Panidis IP, Morganroth J, David D, Chen CC, Kotler MN. Prosthetic mitral valve motion during cardiac dysrhythmias as determined by echocardiography.
Am J Cardiol 1983;
51:996-1004. [PMID:
6829479 DOI:
10.1016/s0002-9149(83)80180-5]
[Citation(s) in RCA: 10] [Impact Index Per Article: 0.2] [Reference Citation Analysis] [Abstract] [MESH Headings] [Track Full Text] [Journal Information] [Submit a Manuscript] [Subscribe] [Scholar Register] [Indexed: 01/22/2023]
Abstract
To assess the changes and physiologic mechanisms of prosthetic valve motion during cardiac dysrhythmias as well as the role of atrial systole in the closure of the mitral valve, M-mode echocardiography was performed in 36 patients with normally functioning prosthetic mitral valves (Björk-Shiley, Starr-Edwards, and Beall valve).
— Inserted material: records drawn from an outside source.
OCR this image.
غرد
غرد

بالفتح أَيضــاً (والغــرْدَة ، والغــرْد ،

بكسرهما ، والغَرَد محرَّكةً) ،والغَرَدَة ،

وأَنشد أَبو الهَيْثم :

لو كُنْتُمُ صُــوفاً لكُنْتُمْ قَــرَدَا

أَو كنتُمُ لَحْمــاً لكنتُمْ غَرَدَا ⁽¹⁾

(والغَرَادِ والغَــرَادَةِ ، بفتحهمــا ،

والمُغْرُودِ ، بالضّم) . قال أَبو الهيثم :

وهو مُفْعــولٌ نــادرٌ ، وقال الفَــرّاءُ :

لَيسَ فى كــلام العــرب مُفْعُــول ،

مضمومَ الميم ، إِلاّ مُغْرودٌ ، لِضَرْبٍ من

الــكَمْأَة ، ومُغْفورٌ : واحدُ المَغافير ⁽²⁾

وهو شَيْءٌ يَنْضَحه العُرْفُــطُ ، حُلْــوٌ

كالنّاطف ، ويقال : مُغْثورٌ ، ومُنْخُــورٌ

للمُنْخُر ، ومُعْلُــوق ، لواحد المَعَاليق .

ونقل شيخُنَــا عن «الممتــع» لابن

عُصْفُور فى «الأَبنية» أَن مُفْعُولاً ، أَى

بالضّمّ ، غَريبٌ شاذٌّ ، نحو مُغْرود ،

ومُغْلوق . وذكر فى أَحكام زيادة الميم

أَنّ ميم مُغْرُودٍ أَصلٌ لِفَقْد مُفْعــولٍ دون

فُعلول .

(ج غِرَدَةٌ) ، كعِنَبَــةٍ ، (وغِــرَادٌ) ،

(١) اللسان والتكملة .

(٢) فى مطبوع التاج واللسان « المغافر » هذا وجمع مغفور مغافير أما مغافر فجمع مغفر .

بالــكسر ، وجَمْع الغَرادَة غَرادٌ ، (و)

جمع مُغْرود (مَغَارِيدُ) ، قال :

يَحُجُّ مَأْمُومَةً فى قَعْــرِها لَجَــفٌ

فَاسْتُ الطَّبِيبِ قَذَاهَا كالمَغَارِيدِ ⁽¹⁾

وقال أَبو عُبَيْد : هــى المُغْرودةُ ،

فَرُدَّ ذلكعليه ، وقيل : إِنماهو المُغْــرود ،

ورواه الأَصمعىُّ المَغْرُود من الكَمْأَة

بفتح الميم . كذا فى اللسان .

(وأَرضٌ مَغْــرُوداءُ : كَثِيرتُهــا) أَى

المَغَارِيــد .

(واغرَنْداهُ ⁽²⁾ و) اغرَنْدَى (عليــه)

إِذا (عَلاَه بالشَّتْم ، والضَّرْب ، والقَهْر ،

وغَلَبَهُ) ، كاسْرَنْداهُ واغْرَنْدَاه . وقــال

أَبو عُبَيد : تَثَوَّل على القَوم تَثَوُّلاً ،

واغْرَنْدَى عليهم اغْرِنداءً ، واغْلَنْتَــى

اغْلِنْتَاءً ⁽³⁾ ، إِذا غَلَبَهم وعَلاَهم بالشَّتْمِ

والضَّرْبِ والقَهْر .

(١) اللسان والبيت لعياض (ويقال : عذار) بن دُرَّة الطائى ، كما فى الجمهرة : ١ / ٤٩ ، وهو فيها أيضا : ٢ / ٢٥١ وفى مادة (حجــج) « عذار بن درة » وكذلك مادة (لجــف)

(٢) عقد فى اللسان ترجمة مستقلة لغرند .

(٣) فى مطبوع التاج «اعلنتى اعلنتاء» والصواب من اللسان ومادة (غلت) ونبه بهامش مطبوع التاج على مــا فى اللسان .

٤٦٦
Premature closure of the prosthetic mitral valve in diastole with a "sharp" closing motion was seen during first-degree atrioventricular block, atrial fibrillation with ventricular rates less than 60 beats/min, and atrial flutter. A "rounded" premature valve closure due to atrial systole was seen during atrial tachycardia and complete heart block. Atrial systole initiates a closing motion of the prosthetic mitral valve at end-diastole, and ventricular systole completes this closure during normal sinus rhythm. When first-degree atrioventricular block is present, atrial systole alone completes this closure before ventricular contraction. Atrial contraction alone also can effectively close the prosthetic mitral valve during atrial flutter and atrial tachycardia. Other factors (such as left ventricular diastolic volume) may play a role in the effective closure of the prosthetic mitral valve during atrial fibrillation with slow ventricular rates and complete heart block. These findings must be considered in the echocardiographic evaluation of suspected malfunctioning prosthetic mitral valves. A baseline postoperative echocardiogram after prosthesis insertion is important for future evaluation when clinically indicated.